News & information

Proposed budget preserves six-day mail delivery and offers postal relief

The U.S. Postal Service received mixed news from the Obama administration Feb. 14 when the White House released its proposed budget for the 2012 fiscal year. The White House reaffirmed its commitment to six-day mail delivery by proposing the continuation of the annual appropriation provision that mandates it. It also requested legislation to defer $4 billion of the $5.5 billion pre-funding payment due in September for future retiree health benefits and to require the Office of Personnel Management to return to the Postal Service a $6.9 billion pension surplus in its Federal Employees Retirement System (FERS) account over the next 30 years, a provision worth $550 million per year.

Unfortunately, the administration’s budget fails to address the massive over-funding of the Postal Service’s Civil Service Retirement System (CSRS) pension obligations (some $50 billion to $75 billion, according to independent analysts). The NALC, the postal industry in general and the bipartisan leadership of our oversight committee in the Senate—Sen. Tom Carper (D-DE) and Sen. Susan Collins (R-ME)—support using this surplus to relieve the excessive burden of financing future retiree health benefits—a burden that no other agency or private company in America is required to carry.

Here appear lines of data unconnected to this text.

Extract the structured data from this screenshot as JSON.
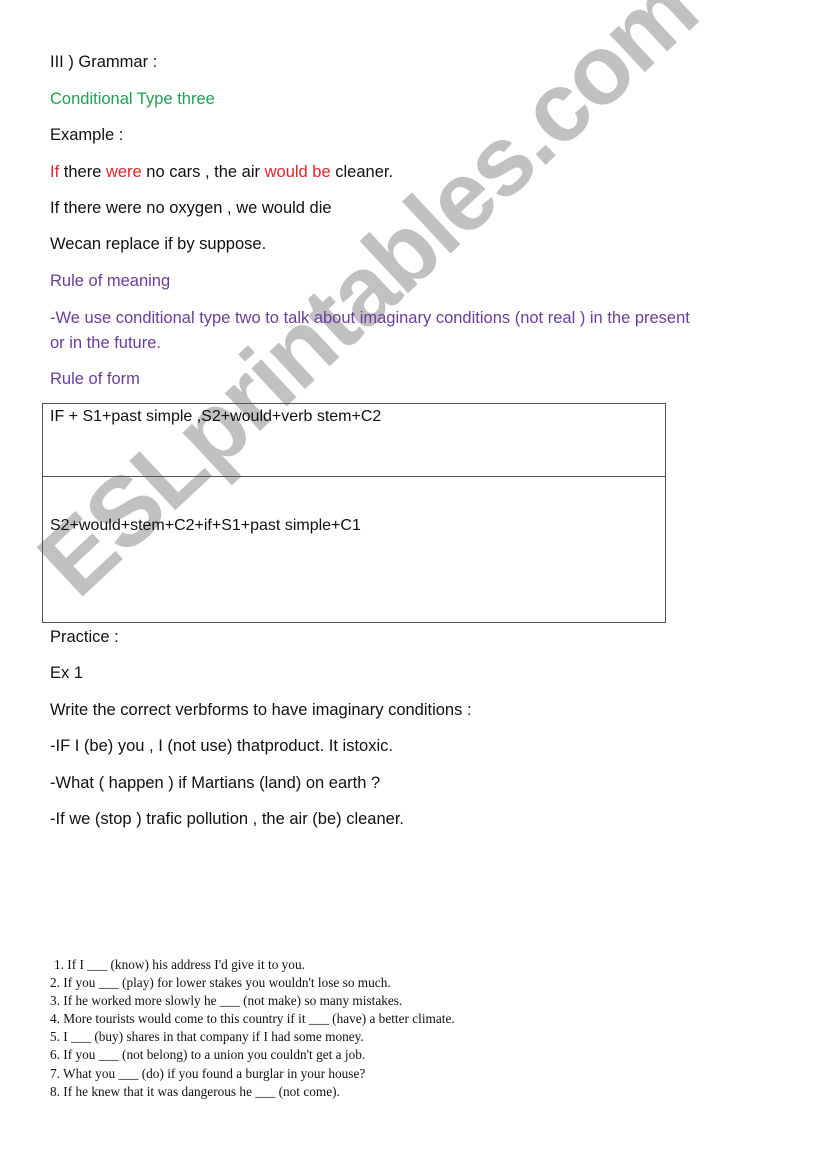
{
  "section_heading": "III ) Grammar :",
  "topic_title": "Conditional Type three",
  "example_label": "Example :",
  "example_1": {
    "if": "If",
    "part1": " there ",
    "were": "were",
    "part2": " no cars , the air ",
    "would_be": "would be",
    "part3": " cleaner."
  },
  "example_2": "If there were no oxygen , we would die",
  "replace_note": "Wecan replace if by suppose.",
  "rule_of_meaning_heading": "Rule of meaning",
  "rule_of_meaning_line1": "-We use conditional type two to talk about imaginary conditions (not  real ) in the present",
  "rule_of_meaning_line2": "or in the future.",
  "rule_of_form_heading": "Rule of form",
  "form_table": {
    "rows": [
      "IF  + S1+past simple ,S2+would+verb stem+C2",
      "S2+would+stem+C2+if+S1+past simple+C1"
    ]
  },
  "practice_label": " Practice :",
  "exercise_1": {
    "label": "Ex 1",
    "instruction": "Write the correct verbforms to have imaginary conditions :",
    "items": [
      "-IF I (be) you  , I (not use) thatproduct. It istoxic.",
      "-What ( happen ) if Martians (land) on earth ?",
      "-If we (stop ) trafic pollution , the air (be) cleaner."
    ]
  },
  "exercise_2": {
    "items": [
      "1. If I ___ (know) his address I'd give it to you.",
      "2. If you ___ (play) for lower stakes you wouldn't lose so much.",
      "3. If he worked more slowly he ___ (not make) so many mistakes.",
      "4. More tourists would come to this country if it ___ (have) a better climate.",
      "5. I ___ (buy) shares in that company if I had some money.",
      "6. If you ___ (not belong) to a union you couldn't get a job.",
      "7. What you ___ (do) if you found a burglar in your house?",
      "8. If he knew that it was dangerous he ___ (not come)."
    ]
  },
  "watermark": "ESLprintables.com",
  "colors": {
    "title_green": "#1fa150",
    "highlight_red": "#e0242a",
    "rule_purple": "#6a3d9a",
    "watermark_gray": "#b4b4b4"
  }
}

“We are grateful that the administration confirmed its support for six-day delivery and welcome the short-term relief that will come with another deferral,” NALC President Fredric V. Rolando said, “but Congress and the Obama administration have to step up on a permanent fix for pre-funding retiree health, a fix that uses the CSRS surplus.”

“With a divided Congress, there’s little doubt that we face an uphill fight for real pre-funding reform,” he said. “But we believe that a strong Postal Service is a bipartisan policy.”

Aside from the six-day delivery provision, the most promising part of the 2012 budget proposal is the inclusion of wording that directs the Office of Personnel Management to refund the almost $7 billion surplus in the Postal Service’s FERS account over the next 30 years, beginning with a $550 million payment this year. While the NALC welcomes the administration’s recognition that the FERS surplus should be returned to the USPS, we believe this policy should be applied to the much bigger CSRS surplus ($55 billion to $75 billion) and that the funds should be returned much more quickly so that they can be used to cover the cost of the pre-funding payments.

The president’s budget also addresses reforms of the Federal Employee Compensation Act (FECA) and calls for eliminating relatively small $29 million annual payments to the Postal Service for past revenue forgone appropriations that were not paid to cover the cost of free mail to the blind. NALC is studying the administration’s FECA proposal and will report full details in the days and weeks ahead, and we will oppose the cut in revenue forgone payments.